Doctors Discover New Organ in Human Body To Help Treat Cancer
By: Gaia Staff | Mar. 28th, 2018
Scientists discovered a new organ in the body that turns out to be one of the largest. The interstitium is a series of fluid-filled compartments found beneath the skin, and could hold the key to understanding the spread of one of humanity’s biggest medical dilemmas: cancer.
Originally perceived as connective tissue, the interstitium has eluded doctors and biologists as an organ of its own, with a specific task of transporting and filtering fluids throughout the body.
Before this discovery, it was assumed that our skin was the largest organ, but now the interstitium may prove to be even larger. This new distinction would mark the body’s 80th organ.
The word interstitium derives from the Latin “inter,” meaning between, and “sistere,” meaning to place, – the place between. Doctors believe this in between organ may also act as a sort of cushioning to keep our organs safe.
The interstitium is the source of lymph, where white blood cells are transmitted to fight infections. It is also important for transporting protein from the blood to a multitude of organs and cells.
Researchers still need to confirm whether it qualifies as an organ, but a new perception of the interstitium seems promising for tracking and advancing the spread of diseases. While the tissue is important for transporting fluids throughout the body, it is also likely to be responsible for spreading cancer.
The organ was originally looked over because of its pervasiveness and the way it was studied.

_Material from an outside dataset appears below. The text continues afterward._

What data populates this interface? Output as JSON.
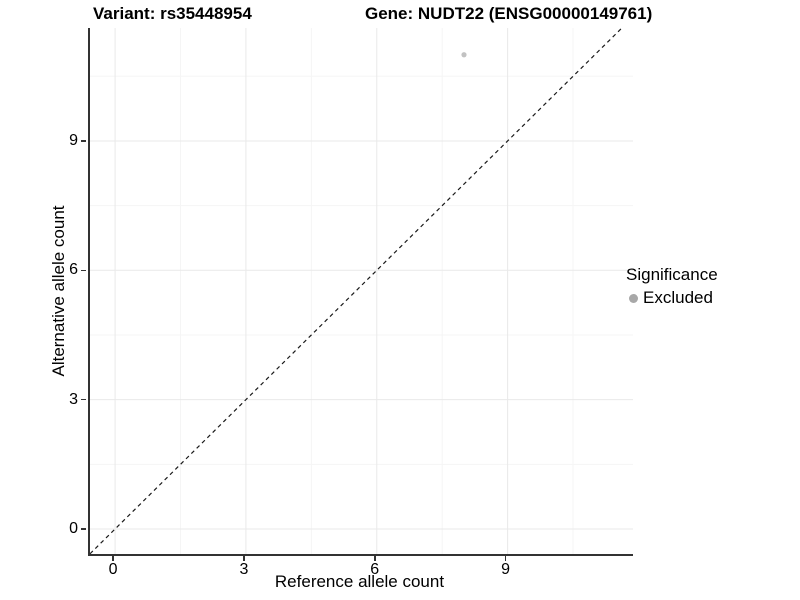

In the past, doctors sliced into the interstitium during biopsies, upon which all of its fluid would drain, leaving it flat and solid.
But now through an endoscopy procedure, in which doctors examine organs using a tiny camera attached to a thin, flexible tube, they gained a new perspective on the interstitium and the important role it plays in supporting bodily functions.
The paper published in the journal Nature says the existence of the location and structure of larger inter- and intra-tissue spaces is described vaguely in literature and that in vivo advances in microscopy were responsible for better understanding it. These advances will likely lead to further discoveries in the future, while also showing just how much we still have to learn about our own anatomy.